Back to Basics Series – Principle 4
Business people and developers must work together daily throughout the project.
https://agilemanifesto.org/principles.html
What Does It Mean?
When the Agile Manifesto was written back in 2001, this was a radical idea. Business and technology working together daily? For many organizations, those groups lived on opposite sides of the wall: business tossed requirements over, and IT tossed timelines back.
This principle is about tearing down that wall. It doesn’t say “once a month status update” or “quarterly alignment session.” It says daily. That’s how important collaboration is. Because when business and developers collaborate continuously, we don’t just build faster—we build the right thing.
My Experience
I’ve coached in organizations where this principle was ignored, and the result was predictable: business teams spent months dreaming up requirements, while developers built exactly what was asked—only to discover it wasn’t actually what the business needed.
I’ve also seen the opposite. In one case, a product team invited developers into every early-stage product conversation. Instead of being “order takers,” developers became creative partners. They brought up technical possibilities and risks early, saving weeks of rework later. The business side loved it because ideas got sharper faster, and developers loved it because they weren’t just building blindly.

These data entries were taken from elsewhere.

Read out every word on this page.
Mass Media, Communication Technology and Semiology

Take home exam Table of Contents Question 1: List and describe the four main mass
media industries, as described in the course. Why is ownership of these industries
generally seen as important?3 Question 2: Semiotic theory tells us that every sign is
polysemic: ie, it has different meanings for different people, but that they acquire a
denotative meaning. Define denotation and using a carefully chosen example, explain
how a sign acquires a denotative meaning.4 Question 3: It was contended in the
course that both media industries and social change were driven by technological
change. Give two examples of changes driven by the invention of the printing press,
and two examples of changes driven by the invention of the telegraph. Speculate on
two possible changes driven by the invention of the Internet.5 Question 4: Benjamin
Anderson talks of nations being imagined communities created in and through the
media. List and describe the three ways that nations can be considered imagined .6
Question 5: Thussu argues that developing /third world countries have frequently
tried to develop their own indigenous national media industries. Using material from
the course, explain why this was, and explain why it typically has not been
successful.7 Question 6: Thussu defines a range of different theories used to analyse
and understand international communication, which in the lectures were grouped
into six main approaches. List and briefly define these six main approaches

It wasn’t always smooth—there were debates, even arguments—but the end product was far stronger.
Why This Matters
When business and developers collaborate daily:
- Assumptions surface sooner.
- Misunderstandings shrink.
- Trust grows.
- The product evolves in real-time to meet customer needs.
When they don’t:
- Requirements rot in documents.
- Developers become order processors instead of problem-solvers.
- Products miss the mark, even if they ship “on time.”
The truth is, daily collaboration isn’t about meetings. It’s about partnership. Agile isn’t just a delivery method—it’s a way of connecting business value with technical expertise in a continuous loop.
Take It to Your Team
Try this in your next retro:
- Ask: When was the last time business stakeholders and developers sat down together outside of a formal meeting?
- Explore: What’s stopping daily collaboration? (Time zones? Culture? Org structure?)
- Experiment: Pick one lightweight practice to bridge the gap—maybe a shared Slack channel, a daily 10-minute “business + dev sync,” or inviting business partners into sprint reviews more actively.
The principle isn’t about adding ceremony—it’s about removing walls.